Financials Gross margin has averaged around 26% over the last five years, and RoCE has been in the 40% for every year since FY Nov 2014, until halving last year to 22.8%, as revenue fell 9% to £1.2bn. FY Nov 2019 PBT was £56.8m falling -46% to £30.6m last year as the impact of the pandemic was felt.
The nature of this company’s activities means that there’s a material amount of accrued income, disclosed as “contract assets” of £58m in the FY Nov Annual Report. There were also big movements in working capital in the FY cashflow statement, a £41m positive from decreasing receivables and a £20m negative from decreasing payables. In all trade and other, receivables were £237m and payables were £157m. I think all those numbers are OK in the context of £1.2bn of revenues, but I wouldn’t like to see them accelerating faster than revenue. There was also £50m of cash on the balance sheet at Nov 2020, a Revolving Credit Facility (RCF) of £50m, so plenty of liquidity.
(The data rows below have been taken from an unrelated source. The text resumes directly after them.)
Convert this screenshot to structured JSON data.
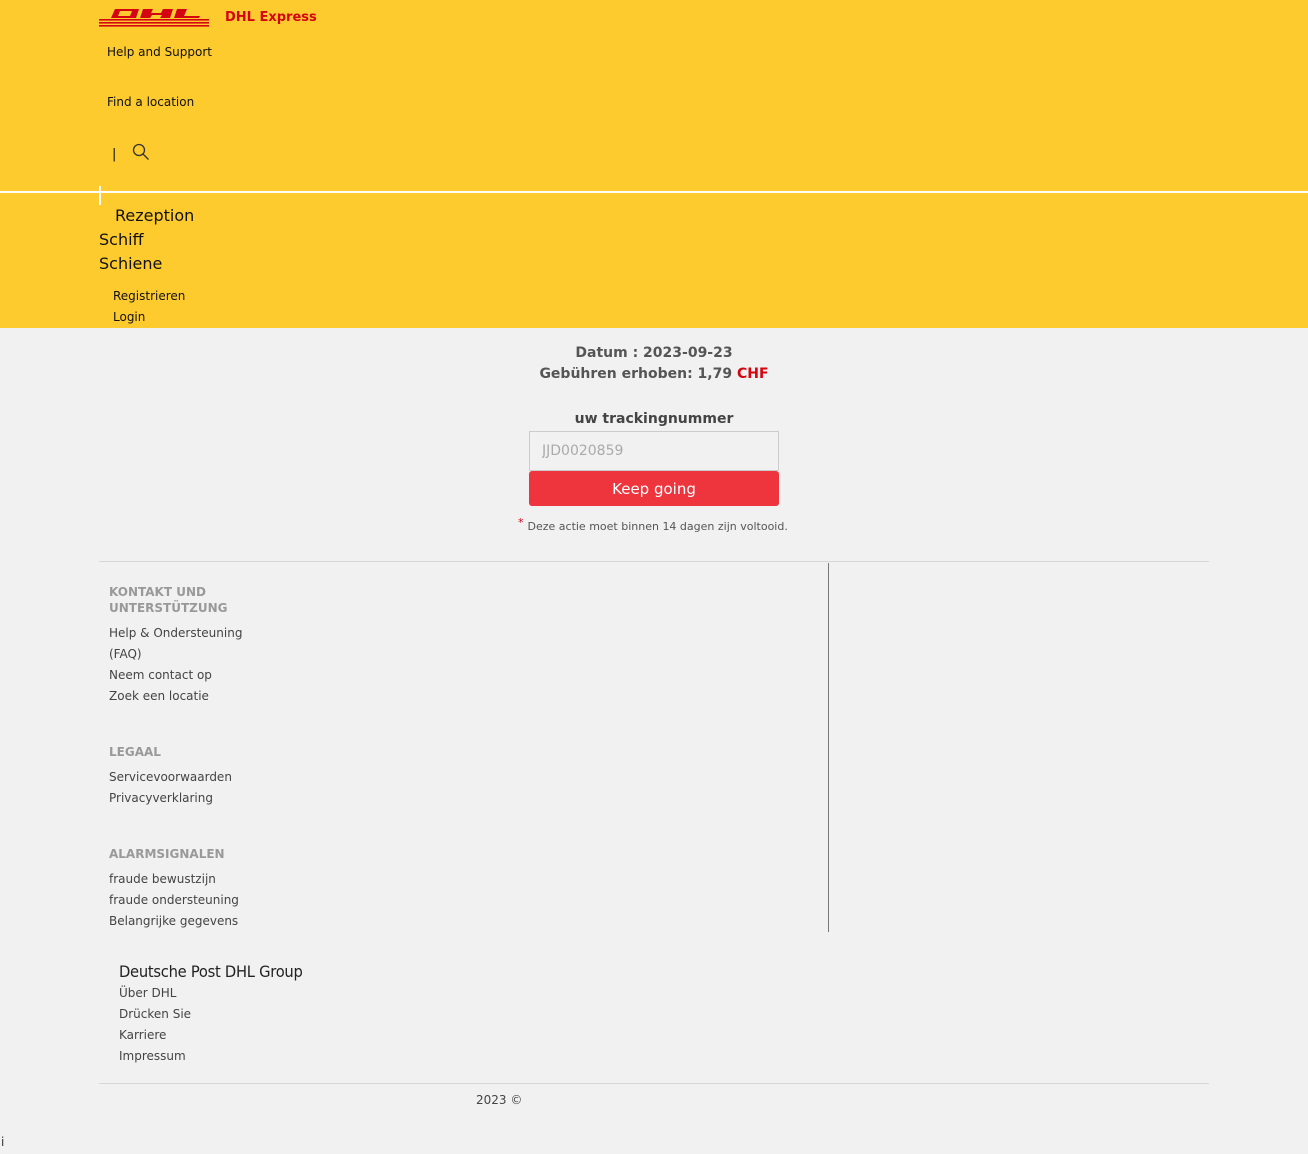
{
  "header": {
    "brand": "DHL Express",
    "top_links": [
      "Help and Support",
      "Find a location"
    ],
    "pipe": "|",
    "nav": [
      "Rezeption",
      "Schiff",
      "Schiene"
    ],
    "auth": [
      "Registrieren",
      "Login"
    ],
    "logo_color": "#d40511",
    "background": "#fecb2f"
  },
  "main": {
    "date_line": "Datum : 2023-09-23",
    "fee_prefix": "Gebühren erhoben: 1,79 ",
    "fee_currency": "CHF",
    "tracking_label": "uw trackingnummer",
    "tracking_placeholder": "JJD0020859",
    "button_label": "Keep going",
    "note_star": "*",
    "note_text": "Deze actie moet binnen 14 dagen zijn voltooid."
  },
  "footer": {
    "contact_heading_1": "KONTAKT UND",
    "contact_heading_2": "UNTERSTÜTZUNG",
    "contact_links": [
      "Help & Ondersteuning",
      "(FAQ)",
      "Neem contact op",
      "Zoek een locatie"
    ],
    "legal_heading": "LEGAAL",
    "legal_links": [
      "Servicevoorwaarden",
      "Privacyverklaring"
    ],
    "alarm_heading": "ALARMSIGNALEN",
    "alarm_links": [
      "fraude bewustzijn",
      "fraude ondersteuning",
      "Belangrijke gegevens"
    ],
    "group_name": "Deutsche Post DHL Group",
    "group_links": [
      "Über DHL",
      "Drücken Sie",
      "Karriere",
      "Impressum"
    ],
    "copyright": "2023 ©",
    "corner": "i"
  },
  "icons": {
    "search": "search-icon",
    "logo": "dhl-logo-icon"
  },
  "colors": {
    "accent_red": "#ee343c",
    "dhl_red": "#d40511",
    "dhl_yellow": "#fecb2f"
  }
}
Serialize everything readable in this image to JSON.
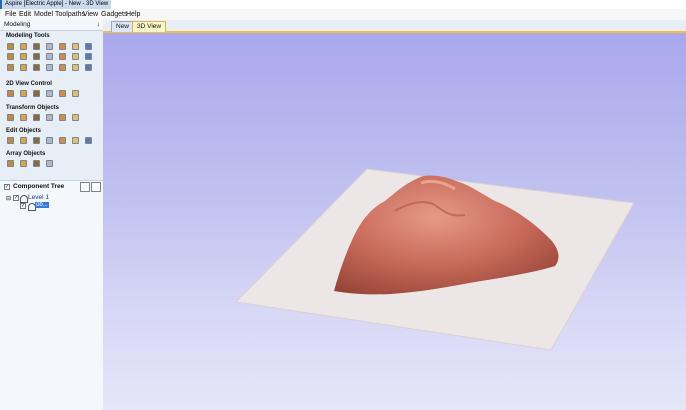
{
  "window": {
    "title": "Aspire [Electric Apple] - New - 3D View"
  },
  "menu": [
    "File",
    "Edit",
    "Model",
    "Toolpaths",
    "View",
    "Gadgets",
    "Help"
  ],
  "tabs": [
    {
      "label": "New"
    },
    {
      "label": "3D View"
    }
  ],
  "panel": {
    "title": "Modeling",
    "pin": "↓"
  },
  "sections": {
    "modeling_tools": "Modeling Tools",
    "view_control_2d": "2D View Control",
    "transform_objects": "Transform Objects",
    "edit_objects": "Edit Objects",
    "array_objects": "Array Objects"
  },
  "component_tree": {
    "title": "Component Tree",
    "level": "Level 1",
    "item": "ob..."
  },
  "colors": {
    "accent": "#f0c040",
    "viewport_top": "#a9a9ed",
    "viewport_bottom": "#e6e6f9",
    "model": "#c86a5a",
    "plate": "#ece6e6"
  }
}
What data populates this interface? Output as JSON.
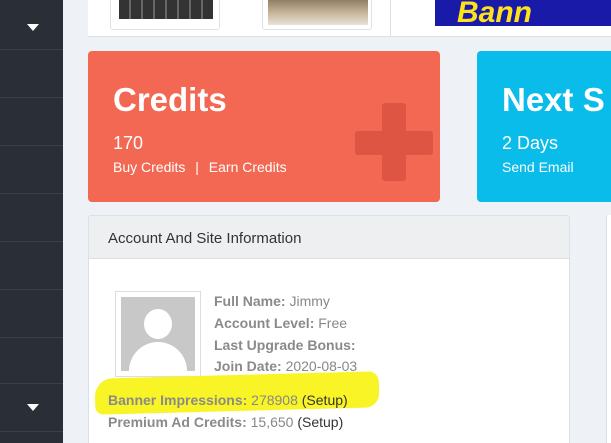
{
  "cards": {
    "credits": {
      "title": "Credits",
      "value": "170",
      "link1": "Buy Credits",
      "divider": "|",
      "link2": "Earn Credits",
      "color": "#f26852"
    },
    "next": {
      "title": "Next S",
      "value": "2 Days",
      "link1": "Send Email",
      "color": "#09bce9"
    }
  },
  "panel": {
    "title": "Account And Site Information",
    "full_name_label": "Full Name:",
    "full_name": "Jimmy",
    "level_label": "Account Level:",
    "level": "Free",
    "bonus_label": "Last Upgrade Bonus:",
    "join_label": "Join Date:",
    "join": "2020-08-03",
    "banner_label": "Banner Impressions:",
    "banner_value": "278908",
    "banner_setup": "(Setup)",
    "ad_label": "Premium Ad Credits:",
    "ad_value": "15,650",
    "ad_setup": "(Setup)"
  },
  "top": {
    "banner_text": "Bann"
  },
  "icons": {
    "sidebar_caret": "chevron-down-icon",
    "card_plus": "plus-icon",
    "avatar": "user-avatar-icon"
  },
  "colors": {
    "sidebar": "#2a2f37",
    "highlight": "#f7f312"
  }
}
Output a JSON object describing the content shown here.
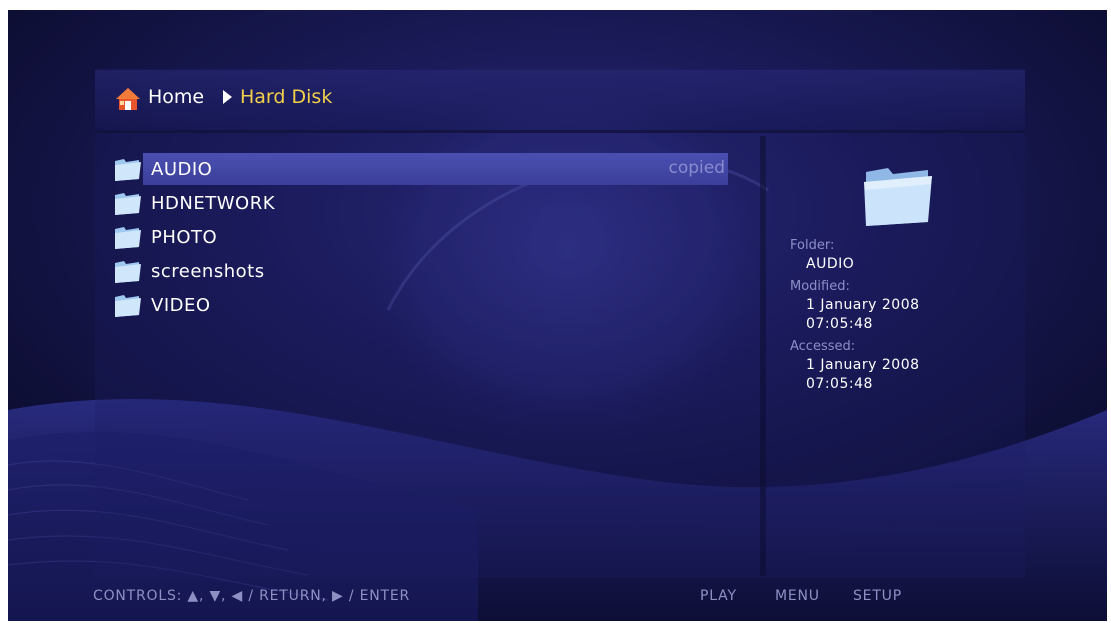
{
  "breadcrumb": {
    "home_label": "Home",
    "current_label": "Hard Disk"
  },
  "file_list": {
    "items": [
      {
        "label": "AUDIO",
        "status": "copied",
        "selected": true
      },
      {
        "label": "HDNETWORK",
        "status": "",
        "selected": false
      },
      {
        "label": "PHOTO",
        "status": "",
        "selected": false
      },
      {
        "label": "screenshots",
        "status": "",
        "selected": false
      },
      {
        "label": "VIDEO",
        "status": "",
        "selected": false
      }
    ]
  },
  "info": {
    "folder_label": "Folder:",
    "folder_value": "AUDIO",
    "modified_label": "Modified:",
    "modified_date": "1 January 2008",
    "modified_time": "07:05:48",
    "accessed_label": "Accessed:",
    "accessed_date": "1 January 2008",
    "accessed_time": "07:05:48"
  },
  "controls": {
    "hint_text": "CONTROLS:  ▲, ▼, ◀ / RETURN, ▶ / ENTER",
    "play_label": "PLAY",
    "menu_label": "MENU",
    "setup_label": "SETUP"
  },
  "colors": {
    "accent_current": "#f2d04a",
    "selection": "#4b4fb0",
    "background": "#1a1a58"
  },
  "icons": {
    "home": "home-icon",
    "folder": "folder-icon",
    "separator": "chevron-right-icon"
  }
}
Ownership Many high quality institutions on the balance sheet, including JO Hambro 10%, Fidelity 5.6%, Legal and General 5.5%, HBOS 5.2% (now part of Lloyds), Harris Associates 5.2%, AXA 5% JP Morgan 5.1%.
Opinion I’m not a fan of recruitment companies, they are very sensitive to the economic cycle. But this does look like a high quality and resilient one, with a good balance sheet and historic revenue growth. The shares are trading on 18x FY Nov 2022F PER falling to 16x FY Nov 2023F. This is also a stock that’s participated in the vaccine rally +57% since the start of the year. Probably this has further to go if the market euphoria continues into the second half of the year.
This article is for educational purposes only. It is not a recommendation to buy or sell shares or other investments. Do your own research before buying or selling any investment or seek professional financial advice.